分かったようでまるで分かっていない見解だな( ´∀` )
GNSS基線が伸びる観測されたのも、火山灰を大量に放出する現象があったのも、もとをただせば地下のマグマ溜まりの影響なのに、「今回の活動はマグマが関与した噴火である」という発表にいったい何の意味があるのか。
上川瀬名@Yokohama_Geo
霧島山(新燃岳)の火山活動に関する火山噴火予知連絡会拡大幹事会見解/気象庁(PDF) https://t.co/vbQtT3rxff 「以上のことから、今回の活動はマグマが関与した噴火であると考えられます」 …マグマが関与しない噴火ってどんな噴火なんですか?
2017年10月19日 17:33
火山噴火予知連絡会自体、そろそろ名称を変えるべき時なんじゃないの?
ちなみに気象庁の「火山の状況に関する解説情報」では最初の噴火を報じた第13号から
2.防災上の警戒事項等
火口から概ね2kmの範囲では、噴火に伴う弾道を描いて飛散する大きな噴石や火砕流に警戒してください。

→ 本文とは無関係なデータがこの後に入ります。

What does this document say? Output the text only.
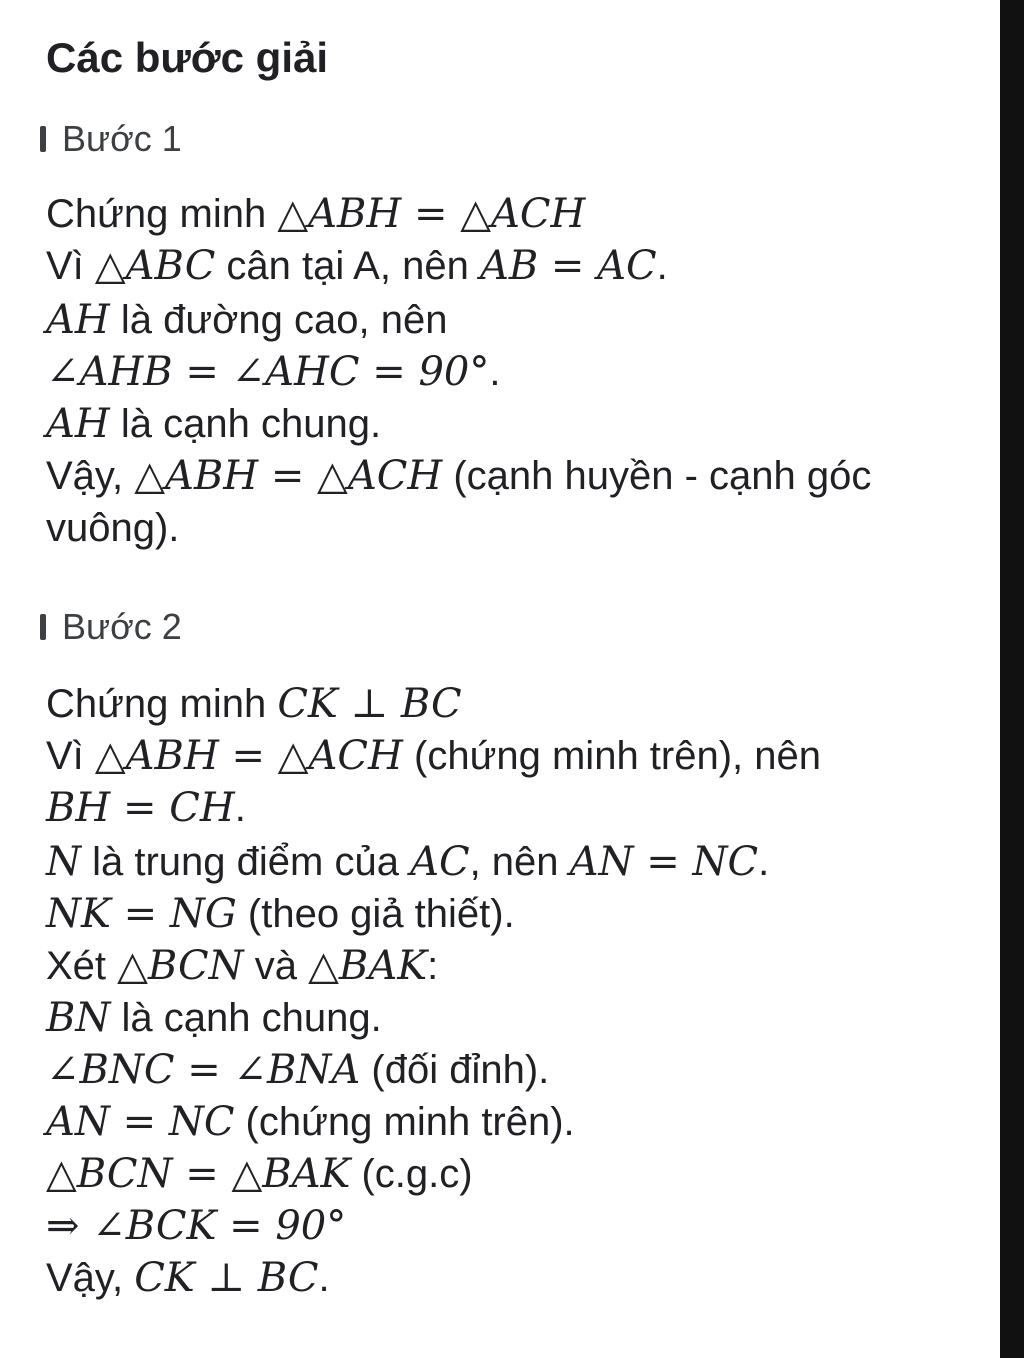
Các bước giải
Bước 1
Chứng minh △ABH = △ACH
Vì △ABC cân tại A, nên AB = AC.
AH là đường cao, nên
∠AHB = ∠AHC = 90°.
AH là cạnh chung.
Vậy, △ABH = △ACH (cạnh huyền - cạnh góc
vuông).
Bước 2
Chứng minh CK ⊥ BC
Vì △ABH = △ACH (chứng minh trên), nên
BH = CH.
N là trung điểm của AC, nên AN = NC.
NK = NG (theo giả thiết).
Xét △BCN và △BAK:
BN là cạnh chung.
∠BNC = ∠BNA (đối đỉnh).
AN = NC (chứng minh trên).
△BCN = △BAK (c.g.c)
⇒ ∠BCK = 90°
Vậy, CK ⊥ BC.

風下側では火山灰だけでなく小さな噴石(火山れき)が風に流されて降るおそれがあるため注意してください。
爆発的噴火に伴う大きな空振によって窓ガラスが割れるなどのおそれがあるため注意してください。
「爆発的噴火」という言葉を用いて、マグマ噴火を警戒している。
「火山噴火予知連絡会拡大幹事会見解」を読む限り今のところマグマ噴火の兆候を捉えていないと考えてよいのかもしれない。マグマ噴火があるかどうかは今後の観測次第だ。
中村美千彦@Nakamura_Mitch
マグマに高濃度で含まれる二酸化硫黄などのガス成分は、マグマが浅いところまで上昇して圧力が下がると溶けきれなくなり分離する。細かい岩石の亀裂などを容易に高速で上がってくるため、マグマ本体に先んじて地表に到達する。このため、過去の本格的マグマ噴火でも、信頼性の高い予測指標となった。